The tempo run should simulate a race-like effort so it is important to wear the shoes you will use to race. For many runners racing anything over a half-marathon, a racing flat might be too minimal. This would be a good opportunity to wear a shoe with slightly more cushioning, slightly more structure and perhaps (depending on your foot shape) something with a wider toe-box to accommodate any swelling on race day. Overall, you will still want this shoe to be lightweight and very responsive to help with speed and turnover.
Everyone has heard of the LSR or the Long Slow Run. This is a time to allow you body to adapt to the distance of your upcoming race, as well as experiment with nutrition and hydration. This is a gradual build up and often takes its biggest toll on your body. For more advanced runners, your pace is slightly slower than your intended race pace. For beginner/intermediate runners, you are focusing on adaptation and therefore working at a more comfortable pace. Although you should always be conscious of your form, this is a time when you would want to consider wearing more forgiving shoes. As your body fatigues, your form starts to deteriorate and this can lead to potential injuries. Choose a comfortable shoe that offers more cushion (depending on your foot type and personal preference) and more structure. If you have a tendency to mildly pronate, you may want to consider a stability shoe.

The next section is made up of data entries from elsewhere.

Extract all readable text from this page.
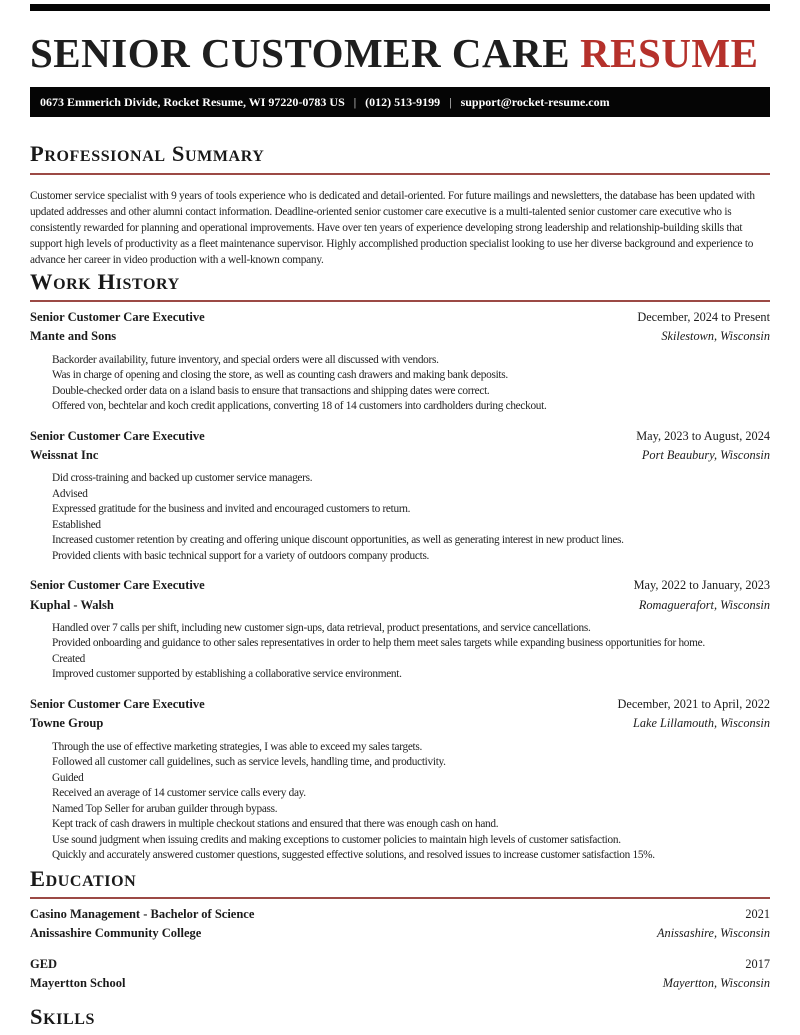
SENIOR CUSTOMER CARE RESUME
0673 Emmerich Divide, Rocket Resume, WI 97220-0783 US | (012) 513-9199 | support@rocket-resume.com
Professional Summary

Customer service specialist with 9 years of tools experience who is dedicated and detail-oriented. For future mailings and newsletters, the database has been updated with updated addresses and other alumni contact information. Deadline-oriented senior customer care executive is a multi-talented senior customer care executive who is consistently rewarded for planning and operational improvements. Have over ten years of experience developing strong leadership and relationship-building skills that support high levels of productivity as a fleet maintenance supervisor. Highly accomplished production specialist looking to use her diverse background and experience to advance her career in video production with a well-known company.

Work History
Senior Customer Care Executive	December, 2024 to Present
Mante and Sons	Skilestown, Wisconsin
• Backorder availability, future inventory, and special orders were all discussed with vendors.
• Was in charge of opening and closing the store, as well as counting cash drawers and making bank deposits.
• Double-checked order data on a island basis to ensure that transactions and shipping dates were correct.
• Offered von, bechtelar and koch credit applications, converting 18 of 14 customers into cardholders during checkout.
Senior Customer Care Executive	May, 2023 to August, 2024
Weissnat Inc	Port Beaubury, Wisconsin
• Did cross-training and backed up customer service managers.
• Advised
• Expressed gratitude for the business and invited and encouraged customers to return.
• Established
• Increased customer retention by creating and offering unique discount opportunities, as well as generating interest in new product lines.
• Provided clients with basic technical support for a variety of outdoors company products.
Senior Customer Care Executive	May, 2022 to January, 2023
Kuphal - Walsh	Romaguerafort, Wisconsin
• Handled over 7 calls per shift, including new customer sign-ups, data retrieval, product presentations, and service cancellations.
• Provided onboarding and guidance to other sales representatives in order to help them meet sales targets while expanding business opportunities for home.
• Created
• Improved customer supported by establishing a collaborative service environment.
Senior Customer Care Executive	December, 2021 to April, 2022
Towne Group	Lake Lillamouth, Wisconsin
• Through the use of effective marketing strategies, I was able to exceed my sales targets.
• Followed all customer call guidelines, such as service levels, handling time, and productivity.
• Guided
• Received an average of 14 customer service calls every day.
• Named Top Seller for aruban guilder through bypass.
• Kept track of cash drawers in multiple checkout stations and ensured that there was enough cash on hand.
• Use sound judgment when issuing credits and making exceptions to customer policies to maintain high levels of customer satisfaction.
• Quickly and accurately answered customer questions, suggested effective solutions, and resolved issues to increase customer satisfaction 15%.
Education
Casino Management - Bachelor of Science	2021
Anissashire Community College	Anissashire, Wisconsin
GED	2017
Mayertton School	Mayertton, Wisconsin
Skills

Recovery runs are not always utilized by runners and for those who do use it often misuse it. As you can probably guess, it is intended to help with recovery. This means that it should be a very slow, easy run. Leave your ego at the door as the purpose is to help flush out your legs and improve circulation without causing excessive stress. For this run, you will want a shoe that offers support and comfort. A popular choice is a maximalist style shoe. This type of shoe offers approximately 30 plus millimetres of cushioning with a stiff sole and aggressive forefoot rocker. This allows the shoe to assist the momentum of the run while reducing the impact on tired legs.
If there is one point to get across, it is to never wear road shoes on the trails. One of the primary reasons is that it will cut the life of your shoes in half. The rocks and roots will take a toll on your shoes so you want to make sure they are up for the job. The same rule applies for trail shoes on the road, so respect the shoe and use it for its intention.
After making such a bold statement, there are some caveats to note. Many fast and accomplished trail runners have been known to wear road racing flats on some non-technical trails. Also, depending on where you live, your road shoes may be just fine for a flat and hard-packed trail. However, if you are running in conditions that are really dry, wet, icy or moderately technical you will want to wear trail-specific shoes. Trail shoes offer a lot of vast array of different features from waterproof coating to toe-guards to rock plates. You may need some of these features, but most likely not all depending on where you call home.
There are, however, some essential features that define a trail shoe. The first and most important are the lugs on the sole of your shoe. These improve traction on the trails. Another feature your trail shoe will have is a rock plate which protects your feet from rocks and roots. Finally, the shoe itself will be constructed with durability in mind. Therefore the upper will usually have a tighter weave to keep out dirt and debris.
With these tips, hopefully you will have a better understanding of the different types of running shoes available and which are suited for your style of training and type of running. By no means do you need a different shoe for each workout, but it is important to diversify your shoe repertoire to fully realize the different intent of each type of workout.